Overall, psychological distress and psychological capital are directly related to perceived stress, and psychological capital is negatively correlated with perceived stress. The results of the mediating effect analysis showed that psychological capital is a partial mediator between psychological distress and perceived stress. Educators should therefore heed students’ perceived stress and develop appropriate mental health counselling programmes for students in the curriculum that could help them reduce their psychological distress. In clinical practice, nursing managers must take effective measures, such as skills training, to improve the psychological capital of nursing students and reduce the negative impact of their psychological distress.

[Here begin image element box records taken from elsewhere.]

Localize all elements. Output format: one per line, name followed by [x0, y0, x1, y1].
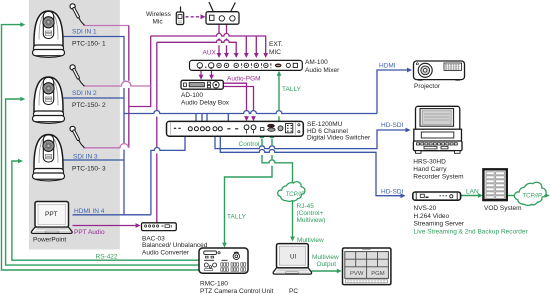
wire RS-422 camera1	[2, 25, 200, 270]
arrow LAN into VOD	[478, 193, 483, 198]
label TCP/IP right cloud	[523, 194, 542, 200]
label UI on screen	[290, 254, 296, 261]
arrow RS-422 camera1	[20, 22, 25, 27]
svg-text:SDI IN 1: SDI IN 1	[72, 29, 97, 36]
arrow multiview into PC	[290, 237, 295, 242]
svg-text:AM-100: AM-100	[305, 59, 328, 66]
svg-text:RMC-180: RMC-180	[200, 280, 228, 287]
svg-text:Audio Converter: Audio Converter	[142, 250, 190, 257]
svg-text:H.264 Video: H.264 Video	[414, 213, 450, 220]
controller RMC-180	[199, 248, 248, 273]
label TALLY upper	[282, 86, 302, 93]
arrow tally into RMC	[222, 243, 227, 248]
svg-text:PTC-150- 2: PTC-150- 2	[72, 102, 106, 109]
svg-text:TCP/IP: TCP/IP	[286, 192, 305, 198]
label SDI IN 2	[72, 90, 97, 97]
svg-text:HD-SDI: HD-SDI	[381, 122, 404, 129]
label PC	[289, 288, 298, 294]
wire HDMI IN 4 from laptop	[73, 214, 151, 216]
wire video input corridor	[124, 111, 377, 114]
wire mixer AUX to delay box 2	[211, 70, 213, 75]
camera PTC-150-1	[33, 11, 65, 58]
arrow bus B into mixer	[234, 53, 239, 58]
microphone 3	[70, 126, 85, 147]
wire bus A drops to mixer	[246, 36, 256, 54]
label RJ-45 Control+Multiview	[297, 203, 326, 224]
arrow dashed link into receiver	[201, 14, 206, 19]
arrows Audio-PGM into switcher	[244, 116, 256, 121]
svg-text:SDI IN 2: SDI IN 2	[72, 90, 97, 97]
svg-text:HRS-30HD: HRS-30HD	[413, 159, 446, 166]
arrow control into switcher 2	[270, 133, 275, 138]
wire multiview cloud to PC	[292, 200, 294, 237]
label PTC-150-3	[72, 165, 106, 172]
svg-text:PTZ Camera Control Unit: PTZ Camera Control Unit	[200, 288, 274, 294]
label Wireless Mic	[146, 11, 172, 25]
wire BAC audio trunk	[156, 42, 158, 223]
laptop PC	[273, 244, 312, 275]
projector	[414, 61, 465, 80]
svg-text:SDI IN 3: SDI IN 3	[73, 154, 98, 161]
svg-text:Streaming Server: Streaming Server	[414, 221, 465, 228]
camera PTC-150-2	[33, 77, 65, 124]
arrows receiver into mixer	[217, 53, 229, 58]
label Multiview into PC	[297, 237, 324, 244]
label Audio-PGM	[227, 76, 261, 83]
svg-text:Control: Control	[239, 141, 261, 148]
label PPT Audio	[74, 229, 105, 236]
camera PTC-150-3	[33, 135, 65, 182]
switcher SE-1200MU box	[167, 121, 304, 136]
laptop PowerPoint	[31, 202, 72, 234]
label RS-422	[96, 253, 118, 260]
svg-text:PTC-150- 1: PTC-150- 1	[72, 40, 106, 47]
wire control tally to RMC	[225, 139, 273, 244]
svg-text:Multiview: Multiview	[312, 254, 339, 261]
arrow TALLY into mixer	[277, 71, 282, 76]
svg-text:Multiview): Multiview)	[297, 217, 326, 224]
wire SDI camera2	[64, 97, 125, 99]
label Projector	[414, 83, 441, 90]
svg-text:RS-422: RS-422	[96, 253, 118, 260]
arrow into NVS server	[401, 193, 406, 198]
wire jog into switcher bottom	[151, 136, 185, 215]
label TALLY lower	[227, 213, 247, 220]
svg-text:AUX: AUX	[203, 50, 217, 57]
arrow multiview output	[337, 269, 342, 274]
wire LAN	[461, 195, 479, 197]
wire mic2 audio pigtail	[83, 81, 151, 86]
label NVS-20 server	[414, 205, 465, 228]
svg-text:Mic: Mic	[153, 18, 164, 25]
svg-text:Recorder System: Recorder System	[413, 174, 463, 181]
wire control RJ-45 branch	[262, 139, 293, 187]
wire HDMI to projector	[377, 70, 408, 114]
label Multiview Output	[312, 254, 339, 268]
svg-text:HD-SDI: HD-SDI	[381, 188, 404, 195]
svg-text:TALLY: TALLY	[227, 213, 247, 220]
label PowerPoint	[33, 237, 66, 244]
converter BAC-03	[142, 223, 177, 231]
svg-text:Live Streaming & 2nd Backup Re: Live Streaming & 2nd Backup Recorder	[414, 228, 529, 235]
wire wireless receiver out 1	[218, 24, 220, 54]
label SE-1200MU switcher	[307, 121, 371, 141]
label PTC-150-2	[72, 102, 106, 109]
wire Audio-PGM 1	[223, 83, 246, 117]
svg-text:Wireless: Wireless	[146, 11, 172, 18]
wire mic1 audio trunk	[129, 26, 151, 148]
svg-text:Audio Delay Box: Audio Delay Box	[181, 100, 230, 107]
arrow cloud outlet	[545, 193, 550, 198]
label AD-100 Audio Delay Box	[181, 92, 230, 107]
label SDI IN 1	[72, 29, 97, 36]
label HD-SDI upper	[381, 122, 404, 129]
svg-text:PTC-150- 3: PTC-150- 3	[72, 165, 106, 172]
svg-text:NVS-20: NVS-20	[414, 205, 437, 212]
label EXT. MIC	[269, 41, 283, 56]
wire wireless receiver out 2	[226, 24, 228, 54]
microphone 2	[70, 65, 85, 86]
svg-text:RJ-45: RJ-45	[297, 203, 315, 210]
arrow RS-422 camera3	[18, 159, 23, 164]
recorder HRS-30HD	[413, 106, 462, 153]
wire mixer AUX to delay box 1	[200, 70, 202, 75]
wire RS-422 camera2	[6, 99, 199, 265]
arrows into delay box	[199, 75, 214, 80]
svg-text:EXT.: EXT.	[269, 41, 283, 48]
label BAC-03 converter	[142, 236, 208, 257]
cloud TCP/IP right	[514, 182, 546, 205]
wire VOD to cloud	[507, 195, 517, 197]
room panel background	[29, 0, 120, 250]
label AUX	[203, 50, 217, 57]
arrow into projector	[407, 68, 412, 73]
wireless mic transmitter	[176, 7, 183, 25]
streaming server NVS-20	[413, 192, 461, 200]
svg-text:HDMI IN 4: HDMI IN 4	[74, 208, 105, 215]
VOD server tower	[483, 169, 506, 200]
svg-text:PowerPoint: PowerPoint	[33, 237, 66, 244]
svg-text:(Control+: (Control+	[297, 210, 324, 217]
svg-text:UI: UI	[290, 254, 296, 261]
svg-text:VOD System: VOD System	[484, 205, 522, 212]
svg-text:PVW: PVW	[350, 271, 364, 277]
svg-text:TCP/IP: TCP/IP	[523, 194, 542, 200]
svg-text:Output: Output	[317, 261, 337, 268]
label HD-SDI lower	[381, 188, 404, 195]
wireless receiver	[206, 2, 239, 24]
label LAN	[466, 188, 479, 195]
label SDI IN 3	[73, 154, 98, 161]
svg-text:AD-100: AD-100	[181, 92, 203, 99]
audio mixer AM-100 box	[190, 60, 303, 70]
cloud TCP/IP left	[278, 182, 305, 202]
arrows bus A into mixer	[244, 53, 268, 58]
svg-text:Audio-PGM: Audio-PGM	[227, 76, 261, 83]
wire mic3 audio pigtail	[83, 144, 128, 148]
wire mic1 audio pigtail	[83, 25, 129, 27]
svg-text:Multiview: Multiview	[297, 237, 324, 244]
svg-text:Balanced/ Unbalanced: Balanced/ Unbalanced	[142, 242, 208, 249]
wire wireless mic dashed link	[186, 16, 201, 18]
wire multiview output to monitor	[312, 270, 338, 272]
svg-text:Audio Mixer: Audio Mixer	[305, 67, 340, 74]
svg-text:PC: PC	[289, 288, 298, 294]
wire cloud outlet	[543, 195, 546, 197]
wire TALLY switcher to mixer	[278, 75, 280, 122]
arrow RS-422 camera2	[20, 97, 25, 102]
label TCP/IP left cloud	[286, 192, 305, 198]
microphone 1	[70, 4, 85, 25]
arrow PPT Audio into BAC	[136, 223, 141, 228]
wire RS-422 camera3	[12, 161, 199, 260]
audio delay box AD-100	[181, 80, 223, 89]
label HRS-30HD recorder	[413, 159, 463, 181]
label RMC-180	[200, 280, 274, 294]
label Live Streaming note	[414, 228, 529, 235]
wire SDI camera1 to trunk	[64, 37, 125, 215]
wire audio bus A to mixer	[151, 33, 266, 54]
svg-text:LAN: LAN	[466, 188, 479, 195]
wire HD-SDI to NVS streaming server	[220, 136, 401, 196]
label HDMI IN 4	[74, 208, 105, 215]
svg-text:TALLY: TALLY	[282, 86, 302, 93]
label PTC-150-1	[72, 40, 106, 47]
svg-text:HDMI: HDMI	[379, 63, 396, 70]
wire Audio-PGM 2	[223, 87, 253, 118]
label Control	[239, 141, 261, 148]
svg-text:PGM: PGM	[371, 271, 385, 277]
svg-text:Hand Carry: Hand Carry	[413, 166, 447, 173]
label PPT on screen	[45, 211, 58, 218]
label VOD System	[484, 205, 522, 212]
svg-text:PPT: PPT	[45, 211, 58, 218]
svg-text:MIC: MIC	[269, 49, 281, 56]
wire switcher input drops	[196, 114, 228, 127]
wire SDI camera3	[64, 159, 125, 161]
svg-text:Digital Video Switcher: Digital Video Switcher	[307, 135, 371, 142]
wire HD-SDI to HRS recorder	[215, 130, 406, 149]
label HDMI	[379, 63, 396, 70]
arrow control into switcher 1	[260, 133, 265, 138]
wire audio bus B to mixer	[157, 40, 236, 54]
label AM-100 Audio Mixer	[305, 59, 340, 74]
arrow into HRS recorder	[406, 128, 411, 133]
svg-text:PPT Audio: PPT Audio	[74, 229, 105, 236]
multiview monitor	[343, 248, 391, 285]
svg-text:Projector: Projector	[414, 83, 441, 90]
wire PPT Audio	[73, 225, 137, 227]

The psychological capital intervention (PCI) model [56] provides guidelines to develop self-efficacy, hope, resilience, and optimism. Through PCI training, self-efficacy in nursing students may be ameliorated, further allowing them to experience success and realise their targets through partner encouragement. Resilience may be enhanced by encouraging nursing students to exercise their ability to forecast and manage setbacks related to personal goal setting or other work events. Positive meditation can be offered to reduce stress and increase positive thinking in nursing students who are experiencing stress. Accordingly, our findings provide important insights that can be applied to future research on mental health resources for nursing students [57].